Whenever we guide others on a path or journey, whether spiritual or physical, it is a great responsibility for the appointed leader. The Center for Religious and Spiritual Life holds this sacred role dear to its heart. Students know when the journey has gone off course and will eventually share their discontent and dissatisfaction to express their profound truth. To some extent, our role as religious advisers is like the role of a shepherd; both supporting the well-being of the whole herd yet also making sure no one is left inadvertently out of the fold.
Ramadan requires the collaboration of many different centers and departments with CRSL from Dining, to Facilities, to Residence Life, to the Office of Student Engagement, just to name a few. Throughout the month we work hand in hand with leaders of Al Iman, Smith’s Muslim Student Association. This year the planning for Ramadan emerged somewhat differently than in past years. Students shared with CRSL in early September hidden issues that they felt interfered with their Ramadan experience. Ramadan, the annual sacred period of spiritual renewal for Muslims, involves not only fasting from dawn to sunset, but additional prayers and continuous self-reflection. Muslim student leaders shared that Muslim students were seeking more support from faculty, staff and their fellow Smithies during Ramadan. Being away from families and community festivities during this time can fuel a sense of personal loneliness and isolation. The fatigue and stress caused by fasting and long nights can exacerbate feelings of vulnerability for observant students.
For this Ramadan we sought to make extra efforts to respond to student reports of their needs and experiences by taking steps to help validate and normalize practices and Muslim identity. After conducting a survey designed to provide specific information and insight about student wants and needs, we, the CRSL explored various avenues to improve students’ experience of Ramadan at Smith. We brought two religion professors from Hartford International University for Religion and Peace, Dr. Bilal Ansari and Dr. Colleen Keyes, to present a Ramadan awareness workshop for the Smith community. The dynamic husband and wife team talked about the sanctitude of Ramadan, and the best ways to request religious considerations from faculty when students need to be absent from class or require an assignment extension. They also discussed the importance of Ramadan iftars (break fast) to support students on campus. Student panelists spoke of extreme exhaustion from simultaneously attending to their nightly prayers and other obligations, while staying on top of their academics and other school activities. During the Q&A portion of the workshop students spoke up about not feeling welcomed in the past to take time off to attend the Eid celebration, the culmination festival at the end of Ramadan.
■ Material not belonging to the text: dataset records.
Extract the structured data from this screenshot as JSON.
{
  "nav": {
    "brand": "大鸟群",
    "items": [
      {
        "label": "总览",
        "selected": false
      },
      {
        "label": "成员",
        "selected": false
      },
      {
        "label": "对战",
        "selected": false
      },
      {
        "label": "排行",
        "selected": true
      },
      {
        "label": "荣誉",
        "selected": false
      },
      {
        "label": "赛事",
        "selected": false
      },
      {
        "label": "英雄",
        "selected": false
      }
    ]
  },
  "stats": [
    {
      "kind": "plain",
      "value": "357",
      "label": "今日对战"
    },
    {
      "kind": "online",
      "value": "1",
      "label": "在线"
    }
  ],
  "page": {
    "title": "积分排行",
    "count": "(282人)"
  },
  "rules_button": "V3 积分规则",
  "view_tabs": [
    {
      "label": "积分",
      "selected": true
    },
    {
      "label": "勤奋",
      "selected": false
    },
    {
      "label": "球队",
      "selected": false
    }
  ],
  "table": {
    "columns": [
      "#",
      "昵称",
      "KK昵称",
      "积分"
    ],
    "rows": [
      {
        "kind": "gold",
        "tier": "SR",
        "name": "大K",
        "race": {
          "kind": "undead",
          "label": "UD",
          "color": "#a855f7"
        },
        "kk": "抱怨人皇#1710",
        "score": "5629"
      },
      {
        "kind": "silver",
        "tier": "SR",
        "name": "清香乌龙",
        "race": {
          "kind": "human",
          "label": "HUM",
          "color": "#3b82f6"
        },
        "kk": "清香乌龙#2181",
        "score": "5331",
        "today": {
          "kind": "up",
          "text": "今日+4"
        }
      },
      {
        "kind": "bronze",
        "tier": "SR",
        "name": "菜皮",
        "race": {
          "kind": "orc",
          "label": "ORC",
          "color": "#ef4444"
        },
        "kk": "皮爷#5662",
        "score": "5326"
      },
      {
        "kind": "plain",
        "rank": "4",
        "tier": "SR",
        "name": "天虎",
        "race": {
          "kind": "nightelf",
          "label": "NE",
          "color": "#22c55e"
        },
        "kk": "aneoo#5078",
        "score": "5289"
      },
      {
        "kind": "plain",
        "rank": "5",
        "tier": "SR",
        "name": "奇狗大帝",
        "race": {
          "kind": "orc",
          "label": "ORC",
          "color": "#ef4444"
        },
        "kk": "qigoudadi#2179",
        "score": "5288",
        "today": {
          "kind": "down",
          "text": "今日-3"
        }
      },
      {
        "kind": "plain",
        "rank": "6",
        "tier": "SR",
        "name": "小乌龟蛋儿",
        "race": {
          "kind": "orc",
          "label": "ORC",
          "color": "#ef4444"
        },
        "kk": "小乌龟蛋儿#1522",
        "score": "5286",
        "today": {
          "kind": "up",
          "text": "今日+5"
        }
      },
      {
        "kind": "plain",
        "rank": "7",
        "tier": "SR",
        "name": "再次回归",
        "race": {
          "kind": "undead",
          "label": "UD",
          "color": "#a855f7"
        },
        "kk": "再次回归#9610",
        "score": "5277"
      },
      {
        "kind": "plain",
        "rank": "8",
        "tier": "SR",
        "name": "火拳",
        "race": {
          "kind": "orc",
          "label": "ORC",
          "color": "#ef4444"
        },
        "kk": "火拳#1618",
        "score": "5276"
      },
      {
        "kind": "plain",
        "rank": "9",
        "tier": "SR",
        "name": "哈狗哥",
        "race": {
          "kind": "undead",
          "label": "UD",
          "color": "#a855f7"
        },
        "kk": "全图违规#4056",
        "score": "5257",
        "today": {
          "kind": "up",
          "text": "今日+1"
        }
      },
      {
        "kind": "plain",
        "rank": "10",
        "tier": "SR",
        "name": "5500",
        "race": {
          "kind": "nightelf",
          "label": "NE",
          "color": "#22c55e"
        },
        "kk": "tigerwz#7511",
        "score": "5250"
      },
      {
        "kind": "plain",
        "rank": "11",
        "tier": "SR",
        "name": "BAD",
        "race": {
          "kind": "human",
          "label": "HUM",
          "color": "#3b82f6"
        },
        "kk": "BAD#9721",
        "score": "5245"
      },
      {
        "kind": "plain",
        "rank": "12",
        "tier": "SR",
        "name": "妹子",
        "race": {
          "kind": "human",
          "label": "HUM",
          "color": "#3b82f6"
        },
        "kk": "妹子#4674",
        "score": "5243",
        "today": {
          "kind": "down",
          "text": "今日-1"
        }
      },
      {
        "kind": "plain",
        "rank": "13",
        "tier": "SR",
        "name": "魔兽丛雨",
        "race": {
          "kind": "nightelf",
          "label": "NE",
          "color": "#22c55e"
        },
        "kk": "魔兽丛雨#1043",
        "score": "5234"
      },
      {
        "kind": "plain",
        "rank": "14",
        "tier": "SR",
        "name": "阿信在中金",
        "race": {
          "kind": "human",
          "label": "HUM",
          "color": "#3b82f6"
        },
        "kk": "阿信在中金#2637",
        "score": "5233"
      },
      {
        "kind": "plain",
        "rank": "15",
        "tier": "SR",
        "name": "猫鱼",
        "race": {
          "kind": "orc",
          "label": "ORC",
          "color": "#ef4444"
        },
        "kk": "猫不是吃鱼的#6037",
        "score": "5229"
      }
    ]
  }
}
This year during Ramadan, which began on March 22 and ended April 20, more than 10 iftars were held, some organized by student volunteers, some by the CRSL, one jointly celebrated with the Smith College Jewish Community to mark the end of Passover and Ramadan, and another sponsored by the Lewis Global Studies Center. As the prayer schedule intensified through the month, students attended the Hampshire Mosque, sometimes twice in a night for the late-night prayers, using Smith vans from the Jandon Center for Community Engagement. Because Muslim students are not monolithic in their faith, we provided transportation to mosques accommodating Muslims from various sects whose practices differ from those provided at the local mosque.
The vibrancy, heartfelt gratitude and genuine community building generated this year cannot be understated. Students voiced their deep appreciation for the chance to make traditional chicken biryani, peach cobbler, and date smoothies in the newly renovated chapel kitchen, which was offered to observant students by reservation. They valued receiving microfridges, sponsored by the CRSL, which enabled them to eat Suhur (breakfast) at 4:00 am in their rooms and dinner after the dining halls had closed for the night. They smiled and laughed as they tasted each other’s lovingly prepared food dishes, watched videos in Bodman Lounge, drank home-made chai and stacked plates in the dishwasher. They enjoyed being treated to take out for some of the iftars, spending time hanging out with each other, and celebrating EID outdoors with Muslims from the wider community – a major part of how Ramadan is practiced with their families. They were sincerely appreciative for the small but meaningful changes brought forward by our collaborative efforts.
Long ago Prophet Muhammad entrusted leaders with the responsibility of being shepherds over their community. “Every one of you is a shepherd and is responsible for his flock,” he told his companions. This year we were committed to listening to our Muslim students and creating a particularly robust partnership. Perhaps we came a little closer to fulfilling our sacred role.